Le regard hagard, les locataires du 1685 de la rue Grenet, dans l'arrondissement Saint-Laurent, tentaient dimanche de récupérer quelques articles non carbonisés dans leur logement, avec l'air de ne pas trop comprendre ce qui vient de leur arriver. Pas étonnant: depuis jeudi dernier, ils ont été témoins d'un homicide, avant qu'un incendie ne détruise complètement leur immeuble.

Cet immeuble de 20 logements est habité par une multitude d'immigrants aux origines diverses. Ça n'est pas la grande pauvreté, mais on y est aussi loin de la grande richesse.

«Mais c'est un endroit tranquille, où on est bien. Ça fait 30 ans que j'habite ici et il ne s'est jamais rien passé», raconte une mère de famille qui habite au troisième, juste au-dessus du logement de sa mère, où elle a grandi.

Leur calvaire a débuté vers 19h jeudi dernier.

C'est alors que deux résidents, Thierry Bazile et Harry Avil Genelle, auraient eu une violente querelle dans un couloir au second.

On ignore quelle en était la cause, mais ça s'est terminé par le décès du premier, âgé de 39 ans, qui a été poignardé. Avil Genelle, 27 ans, a été accusé d'homicide involontaire.

Vendredi dernier lors de sa comparution, le jeune a été remis en liberté sous condition sans que la couronne s'y oppose, une chose rare en matière d'homicide.

L'homme portait des bandages aux mains, qui pourraient être des plaies de défense. Les enquêteurs de la police de Montréal étudient la possibilité que l'accusé ait pu être d'abord attaqué par son voisin avec une arme tranchante, et se serait protégé avec un couteau.

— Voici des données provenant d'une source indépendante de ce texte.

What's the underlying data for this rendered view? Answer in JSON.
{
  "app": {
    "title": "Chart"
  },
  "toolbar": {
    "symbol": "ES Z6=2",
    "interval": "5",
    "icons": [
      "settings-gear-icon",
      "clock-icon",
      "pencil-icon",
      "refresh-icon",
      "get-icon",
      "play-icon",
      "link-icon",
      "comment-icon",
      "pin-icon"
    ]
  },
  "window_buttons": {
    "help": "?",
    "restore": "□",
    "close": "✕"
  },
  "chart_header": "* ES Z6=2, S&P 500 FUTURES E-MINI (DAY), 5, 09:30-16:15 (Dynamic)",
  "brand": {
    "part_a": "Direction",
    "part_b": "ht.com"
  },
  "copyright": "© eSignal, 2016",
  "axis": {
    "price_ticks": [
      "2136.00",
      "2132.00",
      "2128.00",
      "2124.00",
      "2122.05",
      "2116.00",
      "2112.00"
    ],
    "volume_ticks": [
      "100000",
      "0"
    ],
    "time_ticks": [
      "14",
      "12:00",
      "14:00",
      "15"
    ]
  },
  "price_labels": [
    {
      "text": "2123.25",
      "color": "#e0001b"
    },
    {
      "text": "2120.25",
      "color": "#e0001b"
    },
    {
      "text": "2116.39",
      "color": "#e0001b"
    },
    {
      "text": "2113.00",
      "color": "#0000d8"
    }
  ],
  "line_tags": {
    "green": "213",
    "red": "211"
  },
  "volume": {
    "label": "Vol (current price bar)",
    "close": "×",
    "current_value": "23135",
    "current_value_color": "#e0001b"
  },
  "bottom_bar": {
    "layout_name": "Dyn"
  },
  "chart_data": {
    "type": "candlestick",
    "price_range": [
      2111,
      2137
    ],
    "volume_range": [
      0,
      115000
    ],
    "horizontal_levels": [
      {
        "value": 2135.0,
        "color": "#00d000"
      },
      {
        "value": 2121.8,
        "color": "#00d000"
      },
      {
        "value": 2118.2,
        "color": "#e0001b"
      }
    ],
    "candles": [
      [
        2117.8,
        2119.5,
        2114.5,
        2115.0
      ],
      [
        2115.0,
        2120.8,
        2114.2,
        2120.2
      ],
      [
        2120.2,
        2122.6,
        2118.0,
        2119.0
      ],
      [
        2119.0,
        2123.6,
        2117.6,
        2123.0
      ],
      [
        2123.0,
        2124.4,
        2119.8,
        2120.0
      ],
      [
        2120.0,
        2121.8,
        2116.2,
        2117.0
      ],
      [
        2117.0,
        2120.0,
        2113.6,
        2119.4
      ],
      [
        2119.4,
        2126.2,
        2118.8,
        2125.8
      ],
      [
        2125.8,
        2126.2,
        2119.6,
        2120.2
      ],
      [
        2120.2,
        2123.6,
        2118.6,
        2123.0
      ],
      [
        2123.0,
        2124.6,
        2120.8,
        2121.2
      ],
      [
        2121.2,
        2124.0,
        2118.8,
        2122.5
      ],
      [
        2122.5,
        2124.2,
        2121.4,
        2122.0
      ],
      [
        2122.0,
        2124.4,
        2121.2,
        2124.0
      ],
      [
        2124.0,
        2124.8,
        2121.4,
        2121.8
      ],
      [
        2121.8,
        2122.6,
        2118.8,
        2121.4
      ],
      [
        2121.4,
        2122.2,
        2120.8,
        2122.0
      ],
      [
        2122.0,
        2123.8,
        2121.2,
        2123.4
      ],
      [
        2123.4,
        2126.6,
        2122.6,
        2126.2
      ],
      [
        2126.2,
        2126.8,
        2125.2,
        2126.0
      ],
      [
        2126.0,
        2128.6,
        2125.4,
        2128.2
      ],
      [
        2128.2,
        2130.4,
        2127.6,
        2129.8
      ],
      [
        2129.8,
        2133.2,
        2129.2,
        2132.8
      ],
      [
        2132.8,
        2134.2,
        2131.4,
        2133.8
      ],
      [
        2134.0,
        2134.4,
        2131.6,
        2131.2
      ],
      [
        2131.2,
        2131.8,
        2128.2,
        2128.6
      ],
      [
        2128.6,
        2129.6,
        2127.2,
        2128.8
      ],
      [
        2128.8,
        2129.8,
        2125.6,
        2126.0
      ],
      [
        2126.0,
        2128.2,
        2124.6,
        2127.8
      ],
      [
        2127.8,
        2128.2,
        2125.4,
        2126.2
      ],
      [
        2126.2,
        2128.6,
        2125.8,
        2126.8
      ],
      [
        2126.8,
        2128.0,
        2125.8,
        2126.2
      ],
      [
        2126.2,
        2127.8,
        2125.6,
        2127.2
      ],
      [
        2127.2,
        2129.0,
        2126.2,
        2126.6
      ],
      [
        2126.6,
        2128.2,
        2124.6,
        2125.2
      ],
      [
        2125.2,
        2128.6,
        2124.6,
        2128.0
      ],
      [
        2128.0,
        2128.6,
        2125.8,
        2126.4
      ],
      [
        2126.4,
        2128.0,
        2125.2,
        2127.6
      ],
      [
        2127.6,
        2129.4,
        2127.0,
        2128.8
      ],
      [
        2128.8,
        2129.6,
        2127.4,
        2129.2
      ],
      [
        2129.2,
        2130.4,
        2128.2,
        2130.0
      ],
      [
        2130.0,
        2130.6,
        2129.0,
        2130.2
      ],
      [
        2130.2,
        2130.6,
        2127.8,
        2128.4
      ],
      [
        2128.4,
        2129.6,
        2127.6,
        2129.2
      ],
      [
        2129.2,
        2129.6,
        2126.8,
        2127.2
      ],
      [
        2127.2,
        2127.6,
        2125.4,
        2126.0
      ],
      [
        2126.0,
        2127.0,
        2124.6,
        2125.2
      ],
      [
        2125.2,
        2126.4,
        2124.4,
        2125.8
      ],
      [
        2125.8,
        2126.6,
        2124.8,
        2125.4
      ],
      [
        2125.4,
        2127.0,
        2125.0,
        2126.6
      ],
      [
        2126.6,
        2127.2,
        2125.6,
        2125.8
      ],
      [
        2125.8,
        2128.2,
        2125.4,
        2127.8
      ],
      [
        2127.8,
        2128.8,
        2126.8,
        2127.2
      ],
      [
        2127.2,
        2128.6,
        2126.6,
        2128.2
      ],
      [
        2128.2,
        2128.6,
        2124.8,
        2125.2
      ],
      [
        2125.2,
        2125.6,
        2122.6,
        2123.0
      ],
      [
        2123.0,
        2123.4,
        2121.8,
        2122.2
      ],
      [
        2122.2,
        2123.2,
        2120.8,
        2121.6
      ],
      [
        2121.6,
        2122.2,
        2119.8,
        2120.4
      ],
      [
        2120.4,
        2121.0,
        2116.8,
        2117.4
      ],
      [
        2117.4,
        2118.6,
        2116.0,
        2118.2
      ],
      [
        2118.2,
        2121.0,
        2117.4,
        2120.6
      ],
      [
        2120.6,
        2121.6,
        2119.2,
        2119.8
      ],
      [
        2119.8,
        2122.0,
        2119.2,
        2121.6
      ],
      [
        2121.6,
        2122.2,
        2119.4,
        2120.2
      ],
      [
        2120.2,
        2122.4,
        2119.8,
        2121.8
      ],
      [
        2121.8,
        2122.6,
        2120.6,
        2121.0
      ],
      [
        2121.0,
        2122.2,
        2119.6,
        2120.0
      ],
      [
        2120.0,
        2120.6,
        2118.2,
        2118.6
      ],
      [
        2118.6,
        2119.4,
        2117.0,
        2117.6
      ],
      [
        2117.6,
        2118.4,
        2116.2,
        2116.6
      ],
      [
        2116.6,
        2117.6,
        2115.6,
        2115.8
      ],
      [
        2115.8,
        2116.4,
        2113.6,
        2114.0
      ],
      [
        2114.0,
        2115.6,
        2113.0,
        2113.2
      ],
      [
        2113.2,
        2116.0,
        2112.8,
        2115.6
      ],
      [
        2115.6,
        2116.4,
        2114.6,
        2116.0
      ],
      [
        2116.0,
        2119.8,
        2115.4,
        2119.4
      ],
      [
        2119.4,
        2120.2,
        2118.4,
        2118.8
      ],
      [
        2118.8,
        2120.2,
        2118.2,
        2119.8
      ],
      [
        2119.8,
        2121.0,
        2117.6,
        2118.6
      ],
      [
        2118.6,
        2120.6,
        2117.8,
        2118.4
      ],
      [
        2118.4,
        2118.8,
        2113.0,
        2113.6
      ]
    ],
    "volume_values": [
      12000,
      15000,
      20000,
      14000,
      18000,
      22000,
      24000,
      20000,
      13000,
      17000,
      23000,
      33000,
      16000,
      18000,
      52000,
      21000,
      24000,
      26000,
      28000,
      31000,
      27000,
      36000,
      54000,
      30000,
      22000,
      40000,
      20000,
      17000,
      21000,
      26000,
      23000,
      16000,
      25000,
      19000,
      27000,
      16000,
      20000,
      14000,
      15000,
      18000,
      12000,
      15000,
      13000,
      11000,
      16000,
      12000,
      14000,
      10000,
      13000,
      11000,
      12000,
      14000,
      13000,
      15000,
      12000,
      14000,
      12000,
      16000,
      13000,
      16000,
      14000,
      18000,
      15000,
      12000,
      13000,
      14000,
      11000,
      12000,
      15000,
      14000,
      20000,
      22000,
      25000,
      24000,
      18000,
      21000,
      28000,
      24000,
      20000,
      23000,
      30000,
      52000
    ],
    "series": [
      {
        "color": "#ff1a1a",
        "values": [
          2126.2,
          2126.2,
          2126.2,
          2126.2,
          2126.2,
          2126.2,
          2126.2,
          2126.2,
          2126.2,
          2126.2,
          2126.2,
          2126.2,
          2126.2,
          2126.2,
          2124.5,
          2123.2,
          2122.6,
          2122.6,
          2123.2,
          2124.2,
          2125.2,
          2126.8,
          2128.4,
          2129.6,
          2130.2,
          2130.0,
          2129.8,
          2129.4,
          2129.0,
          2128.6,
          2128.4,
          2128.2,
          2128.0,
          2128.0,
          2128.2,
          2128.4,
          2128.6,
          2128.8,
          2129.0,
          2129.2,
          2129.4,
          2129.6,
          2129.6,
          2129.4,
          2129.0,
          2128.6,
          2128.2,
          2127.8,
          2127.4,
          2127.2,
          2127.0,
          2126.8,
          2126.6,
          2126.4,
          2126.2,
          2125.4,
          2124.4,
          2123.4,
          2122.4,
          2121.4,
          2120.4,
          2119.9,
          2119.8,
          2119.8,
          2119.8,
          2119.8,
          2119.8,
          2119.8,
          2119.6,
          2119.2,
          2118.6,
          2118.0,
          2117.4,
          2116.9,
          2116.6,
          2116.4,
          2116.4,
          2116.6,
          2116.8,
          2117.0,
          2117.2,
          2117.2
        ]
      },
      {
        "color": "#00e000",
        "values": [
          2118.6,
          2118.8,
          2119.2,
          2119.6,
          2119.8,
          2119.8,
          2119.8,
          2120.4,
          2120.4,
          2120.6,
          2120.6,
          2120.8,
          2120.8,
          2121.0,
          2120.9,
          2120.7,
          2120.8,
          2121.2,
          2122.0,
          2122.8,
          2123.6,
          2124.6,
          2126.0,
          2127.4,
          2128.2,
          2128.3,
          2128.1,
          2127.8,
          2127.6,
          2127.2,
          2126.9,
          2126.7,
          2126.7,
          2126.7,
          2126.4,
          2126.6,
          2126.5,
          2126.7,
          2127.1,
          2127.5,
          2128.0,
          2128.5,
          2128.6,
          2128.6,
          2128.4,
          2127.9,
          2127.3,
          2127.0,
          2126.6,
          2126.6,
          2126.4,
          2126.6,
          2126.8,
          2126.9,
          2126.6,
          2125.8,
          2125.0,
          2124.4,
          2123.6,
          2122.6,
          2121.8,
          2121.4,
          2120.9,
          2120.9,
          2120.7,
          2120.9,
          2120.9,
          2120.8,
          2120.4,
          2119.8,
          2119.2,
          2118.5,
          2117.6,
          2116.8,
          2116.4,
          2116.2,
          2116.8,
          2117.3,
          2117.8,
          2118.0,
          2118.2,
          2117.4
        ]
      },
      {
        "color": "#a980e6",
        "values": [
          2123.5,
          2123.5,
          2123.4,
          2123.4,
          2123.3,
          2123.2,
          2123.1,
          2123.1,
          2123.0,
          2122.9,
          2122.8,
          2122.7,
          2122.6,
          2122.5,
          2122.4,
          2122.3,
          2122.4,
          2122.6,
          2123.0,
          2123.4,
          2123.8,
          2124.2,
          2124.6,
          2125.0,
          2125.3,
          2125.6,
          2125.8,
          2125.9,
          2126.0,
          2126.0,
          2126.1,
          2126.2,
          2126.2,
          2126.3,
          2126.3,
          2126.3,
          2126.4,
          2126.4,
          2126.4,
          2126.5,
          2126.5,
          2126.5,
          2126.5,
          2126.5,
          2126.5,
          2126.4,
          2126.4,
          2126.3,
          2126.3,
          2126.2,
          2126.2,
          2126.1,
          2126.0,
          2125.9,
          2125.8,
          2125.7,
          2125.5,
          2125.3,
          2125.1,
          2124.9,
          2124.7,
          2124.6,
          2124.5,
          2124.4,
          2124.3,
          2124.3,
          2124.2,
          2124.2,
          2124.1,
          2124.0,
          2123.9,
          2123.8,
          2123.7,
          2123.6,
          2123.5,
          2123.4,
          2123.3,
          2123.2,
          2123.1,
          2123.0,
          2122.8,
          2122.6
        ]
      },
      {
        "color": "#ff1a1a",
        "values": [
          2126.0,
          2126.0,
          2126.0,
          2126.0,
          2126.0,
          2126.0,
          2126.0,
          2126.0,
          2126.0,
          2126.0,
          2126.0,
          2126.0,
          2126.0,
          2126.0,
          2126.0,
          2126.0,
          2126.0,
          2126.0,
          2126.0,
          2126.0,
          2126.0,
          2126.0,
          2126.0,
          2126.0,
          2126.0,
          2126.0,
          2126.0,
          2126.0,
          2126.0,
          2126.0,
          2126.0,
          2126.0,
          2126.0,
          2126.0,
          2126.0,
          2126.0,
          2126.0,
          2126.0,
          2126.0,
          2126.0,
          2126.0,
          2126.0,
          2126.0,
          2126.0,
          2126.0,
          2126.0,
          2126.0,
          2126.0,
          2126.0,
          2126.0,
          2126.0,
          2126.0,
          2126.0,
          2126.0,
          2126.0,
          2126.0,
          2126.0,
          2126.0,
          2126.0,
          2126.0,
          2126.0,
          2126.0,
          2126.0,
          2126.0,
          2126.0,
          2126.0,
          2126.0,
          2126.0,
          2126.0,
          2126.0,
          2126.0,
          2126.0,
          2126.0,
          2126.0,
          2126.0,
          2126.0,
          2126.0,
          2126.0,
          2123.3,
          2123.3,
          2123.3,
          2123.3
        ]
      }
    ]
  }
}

Le défunt a un casier judiciaire long comme le bras, notamment en matière de voies de fait et menaces.

L'accusé n'en a aucun.

Les locataires de l'endroit connaissaient peu les deux hommes.

Non remis de leurs émotions, samedi soir, tous les résidents ont été évacués d'urgence. Le feu faisait rage chez eux.

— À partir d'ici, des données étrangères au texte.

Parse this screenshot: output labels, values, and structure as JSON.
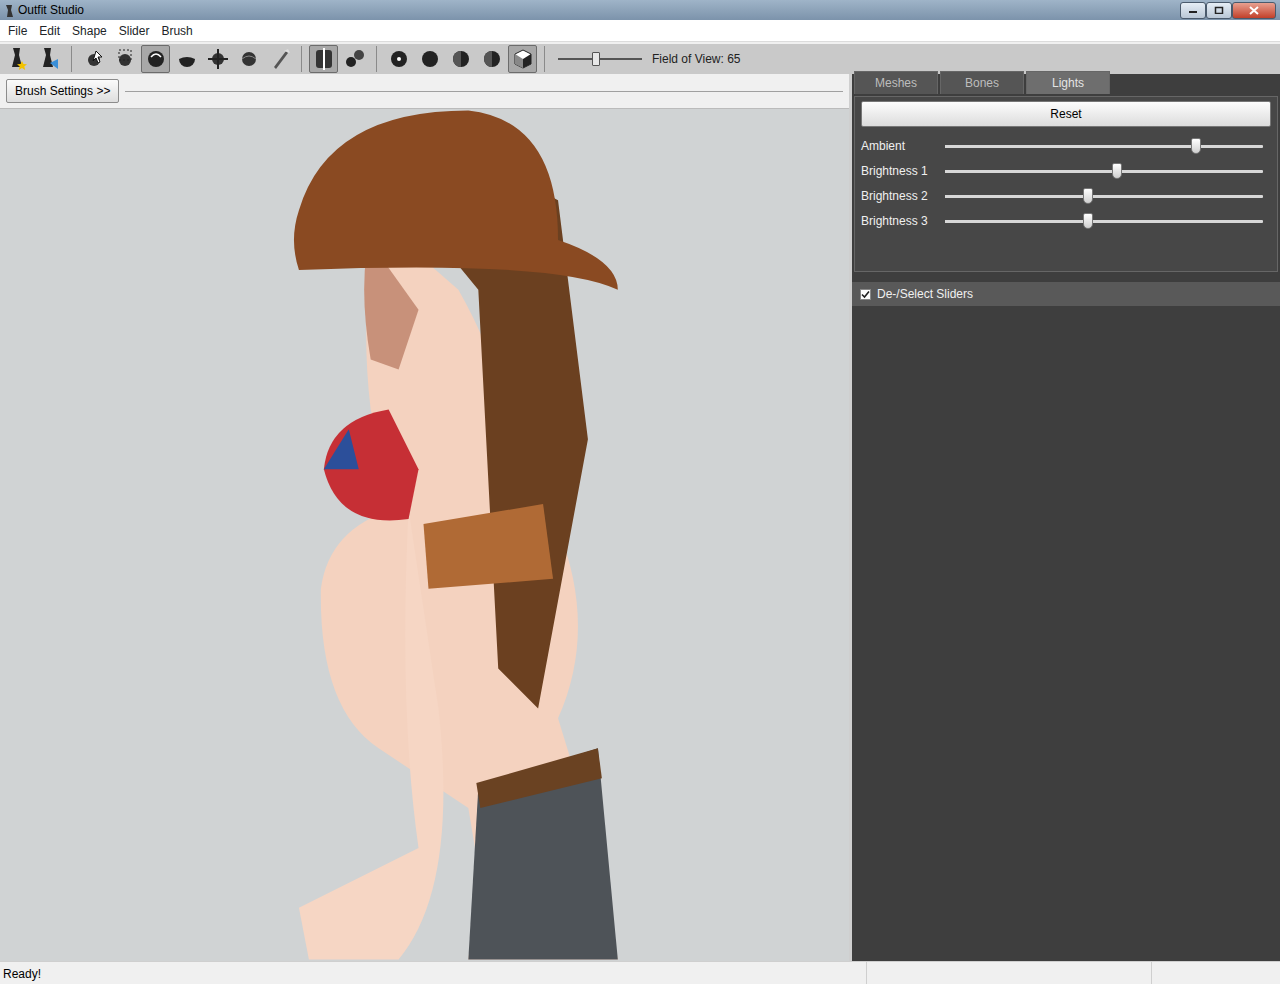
{
  "window": {
    "title": "Outfit Studio"
  },
  "menu": [
    "File",
    "Edit",
    "Shape",
    "Slider",
    "Brush"
  ],
  "toolbar": {
    "groups": [
      [
        {
          "kind": "project",
          "selected": false
        },
        {
          "kind": "reference",
          "selected": false
        }
      ],
      [
        {
          "kind": "select",
          "selected": false
        },
        {
          "kind": "mask",
          "selected": false
        },
        {
          "kind": "inflate",
          "selected": true
        },
        {
          "kind": "deflate",
          "selected": false
        },
        {
          "kind": "move",
          "selected": false
        },
        {
          "kind": "smooth",
          "selected": false
        },
        {
          "kind": "weight",
          "selected": false
        }
      ],
      [
        {
          "kind": "mirror",
          "selected": true
        },
        {
          "kind": "connected",
          "selected": false
        }
      ],
      [
        {
          "kind": "dot",
          "selected": false
        },
        {
          "kind": "circle",
          "selected": false
        },
        {
          "kind": "halfcircle",
          "selected": false
        },
        {
          "kind": "halfcircle",
          "selected": false
        },
        {
          "kind": "cube",
          "selected": true
        }
      ]
    ],
    "fov": {
      "label": "Field of View: 65",
      "level": 0.45
    }
  },
  "brush_settings": {
    "label": "Brush Settings >>"
  },
  "tabs": [
    {
      "label": "Meshes",
      "selected": false
    },
    {
      "label": "Bones",
      "selected": false
    },
    {
      "label": "Lights",
      "selected": true
    }
  ],
  "lights": {
    "reset": "Reset",
    "sliders": [
      {
        "name": "Ambient",
        "level": 0.79
      },
      {
        "name": "Brightness 1",
        "level": 0.54
      },
      {
        "name": "Brightness 2",
        "level": 0.45
      },
      {
        "name": "Brightness 3",
        "level": 0.45
      }
    ]
  },
  "slider_select": {
    "label": "De-/Select Sliders",
    "checked": true
  },
  "status_bar": {
    "text": "Ready!"
  }
}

«J'ai ouvert la porte, et c'était complètement noir à cause de la fumée. On a été chanceux de pouvoir sortir», raconte la mère de deux fillettes.

Le feu s'est rapidement propagé par les murs et les plafonds. Détruisant presque tous les logements. La structure du bâtiment demeure en bon état, mais les logements sont presque tous des pertes totales.

Policiers et pompiers ont rapidement établi qu'il s'agissait d'un incendie criminel. De l'accélérant avait été jeté au sol et allumé. L'incendiaire a rapidement été retracé à Laval. Après son crime, il aurait en outre commis un vol qualifié et un délit de fuite. Selon les enquêteurs, il n'y a aucun lien entre l'homicide et le feu.

Tous devront trouver un autre toit. Dimanche, ils déambulaient dans les couloirs obscurs, sans éclairage et noircis par la cendre et la suie. Ils enjambaient des débris calcinés pour tenter de gagner leur logement et y récupérer des photos, des télévisions, ou des mangues qui ont échappé aux flammes.

«C'est dangereux d'entrer dans le bâtiment. On ne sait pas trop où on va aller. Nous, on est assurés, mais peu de gens le sont», raconte la dame qui doit trouver un nouveau foyer, avec ses enfants, son époux, sa mère et d'autres membres de sa famille. Pour l'instant, la Croix rouge leur fournit une chambre de motel.

«J'ai vécu dans plusieurs pays. Je suis venu ici via le programme de travailleur qualifié. Je ne pensais pas que ce genre de chose, meurtres et incendie criminel, arrivait ici», déplore Masiar Rahman, qui ira pour un temps vivre chez son frère, avec ses jumeaux et sa femme. Il n'était pas assuré.

«Mais on va devoir trouver autre chose rapidement, il a sa famille lui aussi. Et avec le premier juillet qui approche, ça ne sera pas facile de trouver un nouvel endroit», ajoute-t-il.